A friend called the other day and mentioned the "pointing at the moon" example that often comes up in Buddhist thought. I googled a bit (is "google" an accepted verb yet? Well, it should be.) and told him that I'd found the phrase to be a Buddhist example of confusing the lesson for the object of the lesson, or mistaking the Buddha for the object of reverence instead of his teachings.
Tonight my friend Carl drives me home. Carl is a very nice guy. He works in the kitchen and is putting himself through Bible college. His niece Tanya is often working at the Stop-and-Rob where I frequently buy cigarettes and Yoo-Hoos after work. Tonight Carl is driving Tanya's car, a Toyota Matrix without a rear bumper. His usual car is a Mazda and the passenger door is the only one that works, because Carl swears that the first thing that wears out on Mazdas is the cheap plastic door-opening device. None of that has anything to do with what I'm talking about, I'm just setting the scene. (Do people actually edit their blogs?) Carl mentions that he's working on a paper for school; the topic is "euthanasia". Interesting. I think, well, I know how the Bible college version of this paper is supposed to work out: euthanasia is bad, m'kay?
I tell Carl about my father's death. Not because it has anything to do with euthanasia, but it did have something to do with living will DNR orders and a family's grief and I'd worked thirteen hours and felt like talking about something other than, "Whaddya have, sir?" My point to Carl is that even though my father specifically said in his living will that even though he did not want his life to be continued by artificial means after natural death it was still a wrenching decision to pull the plug, because my mom and I, both unchurched, did not want to give up that last shred of hope. We wanted him to come back, to ask for a Jack and water, to see the Falcons beat Minnesota in the NFC Championship game, to tell me to get a real job, to ask Mom to make gravy after she'd made bacon and biscuits. We knew it was false hope. But it was the only hope available, and we clung to it for hours, until we tearfully requested that he be removed from artificial ventilation. It felt like I killed him. Intellectually, I know I didn't. He had no brain activity, he was only breathing via mechanical intervention. But it still felt like I killed him. I tell Carl that the problem that I, Mr. Atheist, have with euthanasia is that it denies the rest of us whatever contributions could have been made by the person who decided to end their own life. What if Stephen Hawking had just given up and blown his brains out? We'd never know that black holes emit radiation (OK, maybe not, but we wouldn't have known it in such a timely fashion). What if...I ran out of examples.

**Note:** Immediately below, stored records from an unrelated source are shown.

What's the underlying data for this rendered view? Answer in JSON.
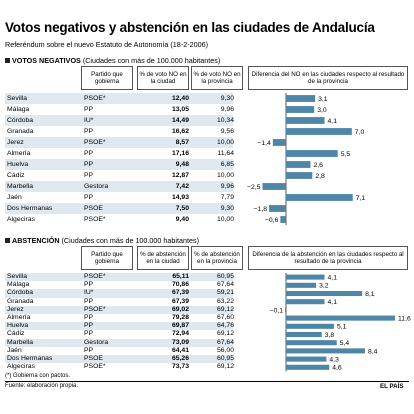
{
  "title": "Votos negativos y abstención en las ciudades de Andalucía",
  "subtitle": "Referéndum sobre el nuevo Estatuto de Autonomía (18-2-2006)",
  "sections": [
    {
      "label_bold": "VOTOS NEGATIVOS",
      "label_rest": " (Ciudades con más de 100.000 habitantes)",
      "headers": [
        "Partido que gobierna",
        "% de voto NO en la ciudad",
        "% de voto NO en la provincia",
        "Diferencia del NO en las ciudades respecto al resultado de la provincia"
      ]
    },
    {
      "label_bold": "ABSTENCIÓN",
      "label_rest": " (Ciudades con más de 100.000 habitantes)",
      "headers": [
        "Partido que gobierna",
        "% de abstención en la ciudad",
        "% de abstención en la provincia",
        "Diferencia de la abstención en las ciudades respecto al resultado de la provincia"
      ]
    }
  ],
  "chart_data": [
    {
      "type": "table",
      "title": "VOTOS NEGATIVOS",
      "columns": [
        "Ciudad",
        "Partido que gobierna",
        "% de voto NO en la ciudad",
        "% de voto NO en la provincia",
        "Diferencia"
      ],
      "rows": [
        {
          "city": "Sevilla",
          "party": "PSOE*",
          "city_pct": "12,40",
          "prov_pct": "9,30",
          "diff": 3.1,
          "diff_label": "3,1"
        },
        {
          "city": "Málaga",
          "party": "PP",
          "city_pct": "13,05",
          "prov_pct": "9,96",
          "diff": 3.0,
          "diff_label": "3,0"
        },
        {
          "city": "Córdoba",
          "party": "IU*",
          "city_pct": "14,49",
          "prov_pct": "10,34",
          "diff": 4.1,
          "diff_label": "4,1"
        },
        {
          "city": "Granada",
          "party": "PP",
          "city_pct": "16,62",
          "prov_pct": "9,56",
          "diff": 7.0,
          "diff_label": "7,0"
        },
        {
          "city": "Jerez",
          "party": "PSOE*",
          "city_pct": "8,57",
          "prov_pct": "10,00",
          "diff": -1.4,
          "diff_label": "−1,4"
        },
        {
          "city": "Almería",
          "party": "PP",
          "city_pct": "17,16",
          "prov_pct": "11,64",
          "diff": 5.5,
          "diff_label": "5,5"
        },
        {
          "city": "Huelva",
          "party": "PP",
          "city_pct": "9,48",
          "prov_pct": "6,85",
          "diff": 2.6,
          "diff_label": "2,6"
        },
        {
          "city": "Cádiz",
          "party": "PP",
          "city_pct": "12,87",
          "prov_pct": "10,00",
          "diff": 2.8,
          "diff_label": "2,8"
        },
        {
          "city": "Marbella",
          "party": "Gestora",
          "city_pct": "7,42",
          "prov_pct": "9,96",
          "diff": -2.5,
          "diff_label": "−2,5"
        },
        {
          "city": "Jaén",
          "party": "PP",
          "city_pct": "14,93",
          "prov_pct": "7,79",
          "diff": 7.1,
          "diff_label": "7,1"
        },
        {
          "city": "Dos Hermanas",
          "party": "PSOE",
          "city_pct": "7,50",
          "prov_pct": "9,30",
          "diff": -1.8,
          "diff_label": "−1,8"
        },
        {
          "city": "Algeciras",
          "party": "PSOE*",
          "city_pct": "9,40",
          "prov_pct": "10,00",
          "diff": -0.6,
          "diff_label": "−0,6"
        }
      ]
    },
    {
      "type": "table",
      "title": "ABSTENCIÓN",
      "columns": [
        "Ciudad",
        "Partido que gobierna",
        "% de abstención en la ciudad",
        "% de abstención en la provincia",
        "Diferencia"
      ],
      "rows": [
        {
          "city": "Sevilla",
          "party": "PSOE*",
          "city_pct": "65,11",
          "prov_pct": "60,95",
          "diff": 4.1,
          "diff_label": "4,1"
        },
        {
          "city": "Málaga",
          "party": "PP",
          "city_pct": "70,86",
          "prov_pct": "67,64",
          "diff": 3.2,
          "diff_label": "3,2"
        },
        {
          "city": "Córdoba",
          "party": "IU*",
          "city_pct": "67,39",
          "prov_pct": "59,21",
          "diff": 8.1,
          "diff_label": "8,1"
        },
        {
          "city": "Granada",
          "party": "PP",
          "city_pct": "67,39",
          "prov_pct": "63,22",
          "diff": 4.1,
          "diff_label": "4,1"
        },
        {
          "city": "Jerez",
          "party": "PSOE*",
          "city_pct": "69,02",
          "prov_pct": "69,12",
          "diff": -0.1,
          "diff_label": "−0,1"
        },
        {
          "city": "Almería",
          "party": "PP",
          "city_pct": "79,28",
          "prov_pct": "67,60",
          "diff": 11.6,
          "diff_label": "11,6"
        },
        {
          "city": "Huelva",
          "party": "PP",
          "city_pct": "69,87",
          "prov_pct": "64,76",
          "diff": 5.1,
          "diff_label": "5,1"
        },
        {
          "city": "Cádiz",
          "party": "PP",
          "city_pct": "72,94",
          "prov_pct": "69,12",
          "diff": 3.8,
          "diff_label": "3,8"
        },
        {
          "city": "Marbella",
          "party": "Gestora",
          "city_pct": "73,09",
          "prov_pct": "67,64",
          "diff": 5.4,
          "diff_label": "5,4"
        },
        {
          "city": "Jaén",
          "party": "PP",
          "city_pct": "64,41",
          "prov_pct": "56,00",
          "diff": 8.4,
          "diff_label": "8,4"
        },
        {
          "city": "Dos Hermanas",
          "party": "PSOE",
          "city_pct": "65,26",
          "prov_pct": "60,95",
          "diff": 4.3,
          "diff_label": "4,3"
        },
        {
          "city": "Algeciras",
          "party": "PSOE*",
          "city_pct": "73,73",
          "prov_pct": "69,12",
          "diff": 4.6,
          "diff_label": "4,6"
        }
      ]
    }
  ],
  "colors": {
    "bar": "#4f86a6",
    "shade": "#dfe8ee"
  },
  "footnote": "(*) Gobierna con pactos.",
  "source": "Fuente: elaboración propia.",
  "logo": "EL PAÍS"
}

"I think if you're ready to die and your family is ready for you to die then euthanasia is a viable option," I tell him, not sure if I actually believe that. I'd like to say that he began quoting Scripture at that point, but in fact he did not. What he really said was more along the lines of "there's a big grey area and it's hard to draw those lines."
Damn. I hate reasonable Christians. You're supposed to be thumping Bibles and telling me I'm going to hell, not acknowledging my pain and sympathiszing with me. The conversion eventually moved to Prime Directives, as every religious conversation does. So I pointed at the moon.